M. Héroux dit qu’il a réussi à attirer davantage de clients locaux, mais que cela n'a pas été suffisant pour minimiser les pertes.

Mon entreprise a perdu beaucoup d’argent pendant les deux dernières années, mais il y a beaucoup de personnes à Thunder Bay qui me connaissent maintenant, alors il y a du bon avec le mauvais, souligne-t-il.

Selon les statistiques recueillies par les organisations touristiques du Nord de l'Ontario, avant la pandémie, plus d'un million d'invités américains venaient chaque année dans la région, ce qui ajoutait 466 millions de dollars à l'économie par an.

David MacLachlan, directeur général de Destination Nord de l'Ontario, estime que les entreprises touristiques de la région ont perdu un total de 1,2 milliard de dollars de revenus au cours des trois dernières saisons, à cause des restrictions frontalières.

Certaines ont été contraintes de fermer définitivement, tandis que d'autres ont travaillé pour attirer les voyageurs nationaux.

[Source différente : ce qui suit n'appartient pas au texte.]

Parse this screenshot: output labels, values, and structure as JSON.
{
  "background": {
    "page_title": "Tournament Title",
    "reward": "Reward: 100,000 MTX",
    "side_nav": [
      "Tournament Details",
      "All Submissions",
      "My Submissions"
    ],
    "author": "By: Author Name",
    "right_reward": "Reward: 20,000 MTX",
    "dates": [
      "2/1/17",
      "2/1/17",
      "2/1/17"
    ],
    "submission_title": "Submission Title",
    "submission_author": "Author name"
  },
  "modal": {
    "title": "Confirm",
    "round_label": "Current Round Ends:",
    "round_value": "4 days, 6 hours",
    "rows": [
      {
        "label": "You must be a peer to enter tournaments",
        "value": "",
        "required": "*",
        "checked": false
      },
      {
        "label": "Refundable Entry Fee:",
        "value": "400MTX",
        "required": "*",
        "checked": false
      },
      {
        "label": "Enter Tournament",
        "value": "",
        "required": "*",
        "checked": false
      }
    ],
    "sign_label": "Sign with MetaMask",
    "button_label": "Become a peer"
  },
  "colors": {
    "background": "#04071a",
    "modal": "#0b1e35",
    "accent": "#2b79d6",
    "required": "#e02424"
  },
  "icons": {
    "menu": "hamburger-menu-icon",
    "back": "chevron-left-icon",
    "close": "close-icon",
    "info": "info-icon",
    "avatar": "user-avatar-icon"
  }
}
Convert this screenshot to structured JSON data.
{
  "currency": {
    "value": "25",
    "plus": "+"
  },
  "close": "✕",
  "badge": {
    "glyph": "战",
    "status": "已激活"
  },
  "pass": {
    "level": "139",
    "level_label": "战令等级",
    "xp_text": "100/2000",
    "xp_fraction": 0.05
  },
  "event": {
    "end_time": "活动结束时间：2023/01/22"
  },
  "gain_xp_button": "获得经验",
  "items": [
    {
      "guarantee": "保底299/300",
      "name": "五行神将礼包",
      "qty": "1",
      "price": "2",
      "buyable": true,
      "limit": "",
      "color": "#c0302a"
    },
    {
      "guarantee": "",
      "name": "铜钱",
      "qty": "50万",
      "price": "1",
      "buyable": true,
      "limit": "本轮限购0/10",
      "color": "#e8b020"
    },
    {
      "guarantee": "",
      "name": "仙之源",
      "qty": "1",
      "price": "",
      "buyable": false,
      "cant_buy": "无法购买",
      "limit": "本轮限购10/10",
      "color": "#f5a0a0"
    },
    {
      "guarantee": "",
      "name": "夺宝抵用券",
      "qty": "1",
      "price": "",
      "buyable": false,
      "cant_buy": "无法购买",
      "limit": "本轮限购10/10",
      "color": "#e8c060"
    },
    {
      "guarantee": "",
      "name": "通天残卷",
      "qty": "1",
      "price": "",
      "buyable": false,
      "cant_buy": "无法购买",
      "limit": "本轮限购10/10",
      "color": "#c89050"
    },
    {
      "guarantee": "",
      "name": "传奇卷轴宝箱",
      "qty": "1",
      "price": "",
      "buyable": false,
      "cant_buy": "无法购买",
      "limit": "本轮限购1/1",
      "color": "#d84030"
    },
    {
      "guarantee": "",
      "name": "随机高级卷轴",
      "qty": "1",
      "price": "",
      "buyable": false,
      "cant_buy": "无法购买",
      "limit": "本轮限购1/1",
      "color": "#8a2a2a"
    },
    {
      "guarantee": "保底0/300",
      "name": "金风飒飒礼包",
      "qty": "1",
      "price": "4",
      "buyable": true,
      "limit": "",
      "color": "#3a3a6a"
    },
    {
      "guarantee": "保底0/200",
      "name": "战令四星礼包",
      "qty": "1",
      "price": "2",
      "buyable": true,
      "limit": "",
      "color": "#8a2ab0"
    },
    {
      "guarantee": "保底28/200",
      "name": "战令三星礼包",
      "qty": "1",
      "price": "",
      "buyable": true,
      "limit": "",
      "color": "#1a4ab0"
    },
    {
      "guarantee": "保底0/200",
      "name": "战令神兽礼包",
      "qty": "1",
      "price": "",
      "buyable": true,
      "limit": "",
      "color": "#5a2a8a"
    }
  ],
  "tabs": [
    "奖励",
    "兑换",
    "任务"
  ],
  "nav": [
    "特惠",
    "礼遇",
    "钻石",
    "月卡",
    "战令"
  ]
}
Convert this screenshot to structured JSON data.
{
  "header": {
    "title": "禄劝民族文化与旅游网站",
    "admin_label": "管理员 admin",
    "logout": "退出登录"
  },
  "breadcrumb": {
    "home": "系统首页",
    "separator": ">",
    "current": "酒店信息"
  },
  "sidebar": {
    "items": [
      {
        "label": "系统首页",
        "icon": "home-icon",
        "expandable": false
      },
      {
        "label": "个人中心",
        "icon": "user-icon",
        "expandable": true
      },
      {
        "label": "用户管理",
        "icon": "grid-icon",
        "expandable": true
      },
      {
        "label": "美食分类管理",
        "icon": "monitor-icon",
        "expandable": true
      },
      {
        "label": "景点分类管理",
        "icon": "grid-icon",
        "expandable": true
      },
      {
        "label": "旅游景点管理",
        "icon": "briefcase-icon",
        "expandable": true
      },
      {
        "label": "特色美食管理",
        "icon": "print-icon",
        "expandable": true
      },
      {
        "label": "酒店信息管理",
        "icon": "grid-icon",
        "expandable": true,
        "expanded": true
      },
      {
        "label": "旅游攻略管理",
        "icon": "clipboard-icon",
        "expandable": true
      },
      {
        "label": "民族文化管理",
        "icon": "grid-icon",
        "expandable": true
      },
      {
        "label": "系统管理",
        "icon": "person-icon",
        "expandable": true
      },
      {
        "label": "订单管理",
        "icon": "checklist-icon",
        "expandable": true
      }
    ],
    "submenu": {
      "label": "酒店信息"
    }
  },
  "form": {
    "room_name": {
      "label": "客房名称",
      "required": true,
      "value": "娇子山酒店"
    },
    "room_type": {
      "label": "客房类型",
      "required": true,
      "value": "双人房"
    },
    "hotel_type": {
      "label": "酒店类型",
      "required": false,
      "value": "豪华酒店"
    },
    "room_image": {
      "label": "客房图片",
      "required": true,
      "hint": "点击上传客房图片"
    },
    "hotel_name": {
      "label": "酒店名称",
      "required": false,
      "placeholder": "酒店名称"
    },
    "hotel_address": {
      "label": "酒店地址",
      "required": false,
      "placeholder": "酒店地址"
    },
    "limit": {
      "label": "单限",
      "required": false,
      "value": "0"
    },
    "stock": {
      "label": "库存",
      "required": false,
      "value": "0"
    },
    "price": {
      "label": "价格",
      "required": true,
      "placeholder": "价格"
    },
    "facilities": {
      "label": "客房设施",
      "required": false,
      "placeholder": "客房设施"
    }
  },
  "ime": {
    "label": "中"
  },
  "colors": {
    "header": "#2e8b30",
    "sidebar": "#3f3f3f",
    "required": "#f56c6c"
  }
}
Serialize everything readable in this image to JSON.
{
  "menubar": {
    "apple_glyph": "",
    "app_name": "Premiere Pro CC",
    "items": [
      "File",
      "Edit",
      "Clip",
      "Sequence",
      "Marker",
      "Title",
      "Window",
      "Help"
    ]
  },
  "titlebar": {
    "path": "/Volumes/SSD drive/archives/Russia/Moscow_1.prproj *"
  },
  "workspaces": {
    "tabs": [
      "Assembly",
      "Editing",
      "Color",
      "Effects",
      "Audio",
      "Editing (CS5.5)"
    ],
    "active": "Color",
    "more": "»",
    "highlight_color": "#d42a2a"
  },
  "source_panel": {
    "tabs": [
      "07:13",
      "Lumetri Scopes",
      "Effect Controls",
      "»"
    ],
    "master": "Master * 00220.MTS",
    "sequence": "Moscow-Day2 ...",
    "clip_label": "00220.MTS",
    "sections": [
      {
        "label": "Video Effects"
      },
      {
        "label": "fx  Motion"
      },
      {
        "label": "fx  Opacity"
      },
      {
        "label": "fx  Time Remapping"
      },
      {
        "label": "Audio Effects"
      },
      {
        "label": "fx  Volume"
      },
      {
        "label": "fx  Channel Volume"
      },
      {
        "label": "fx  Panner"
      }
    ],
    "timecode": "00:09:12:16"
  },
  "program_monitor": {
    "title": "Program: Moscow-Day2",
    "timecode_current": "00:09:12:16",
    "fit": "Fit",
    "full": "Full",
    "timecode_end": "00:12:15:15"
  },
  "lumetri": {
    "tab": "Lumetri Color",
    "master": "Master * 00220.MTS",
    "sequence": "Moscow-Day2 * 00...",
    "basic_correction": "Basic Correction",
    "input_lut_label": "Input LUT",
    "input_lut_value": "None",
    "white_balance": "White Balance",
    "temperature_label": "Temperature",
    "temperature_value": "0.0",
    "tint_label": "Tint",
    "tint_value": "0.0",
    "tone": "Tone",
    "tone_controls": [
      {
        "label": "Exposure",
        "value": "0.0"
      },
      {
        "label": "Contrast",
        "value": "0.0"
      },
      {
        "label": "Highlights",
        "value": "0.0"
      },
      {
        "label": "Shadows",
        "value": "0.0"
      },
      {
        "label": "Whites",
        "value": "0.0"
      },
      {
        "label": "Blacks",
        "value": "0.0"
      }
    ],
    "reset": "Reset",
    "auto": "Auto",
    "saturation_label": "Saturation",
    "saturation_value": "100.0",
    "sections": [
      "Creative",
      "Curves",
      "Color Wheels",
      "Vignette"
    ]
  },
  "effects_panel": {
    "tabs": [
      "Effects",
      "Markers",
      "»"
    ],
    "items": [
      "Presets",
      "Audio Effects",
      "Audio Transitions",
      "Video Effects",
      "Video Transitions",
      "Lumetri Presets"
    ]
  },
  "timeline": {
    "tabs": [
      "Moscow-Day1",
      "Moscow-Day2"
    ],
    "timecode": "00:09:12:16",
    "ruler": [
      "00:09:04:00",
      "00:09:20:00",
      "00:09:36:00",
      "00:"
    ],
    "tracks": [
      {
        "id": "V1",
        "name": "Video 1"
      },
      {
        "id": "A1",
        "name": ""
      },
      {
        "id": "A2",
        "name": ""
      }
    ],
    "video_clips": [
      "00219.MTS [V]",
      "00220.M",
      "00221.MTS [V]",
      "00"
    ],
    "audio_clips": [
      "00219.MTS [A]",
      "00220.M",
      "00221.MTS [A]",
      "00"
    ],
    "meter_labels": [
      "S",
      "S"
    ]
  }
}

Portrait de David MacLachlan.

David MacLachlan est le directeur général de Destination Nord de l'Ontario, qui travaille avec les exploitants touristiques de toute la région et qui les soutient.

Photo : CBC

Je pense que différentes entreprises ont été confrontées à des situations différentes. Vraiment, leur capacité à faire la transition vers ce marché intérieur a été essentielle, affirme-t-il.

M. MacLachlan indique qu'il était plus facile pour les entreprises du Nord-Est qu'à celles du Nord-Ouest d'attirer les voyageurs nationaux.

C'est presque comme si nous avions pu entendre un grand soupir de la part de l'industrie dès que nous avons entendu l'annonce, a déclaré Laurie Marcil, directrice générale de Nature and Outdoor Tourism Ontario, à propos des nouvelles de lundi.

Elle affirme que cela permet aux exploitants touristiques d’aborder la saison de promotion avec plus de clarté.

Une femme en entrevue.

La directrice générale de Nature and Outdoor Tourism Ontario, Laurie Marcil

Photo : Radio-Canada / Mathieu Grégoire

De nombreux entrepreneurs ont utilisé les programmes de prêts du gouvernement fédéral pour les aider à rester à flot pendant la pandémie.

Nous avons demandé que la date limite du cycle de remboursement des prêts soit prolongée. Nous demandons même que les prêts ne soient pas remboursables pour certains de ceux qui ont été les plus durement touchés, a déclaré Mme Marcil.

Nous pensons qu'il faudra cinq à sept ans au secteur pour retrouver des bilans à des niveaux d'avant la pandémie, conclut David MacLachlan.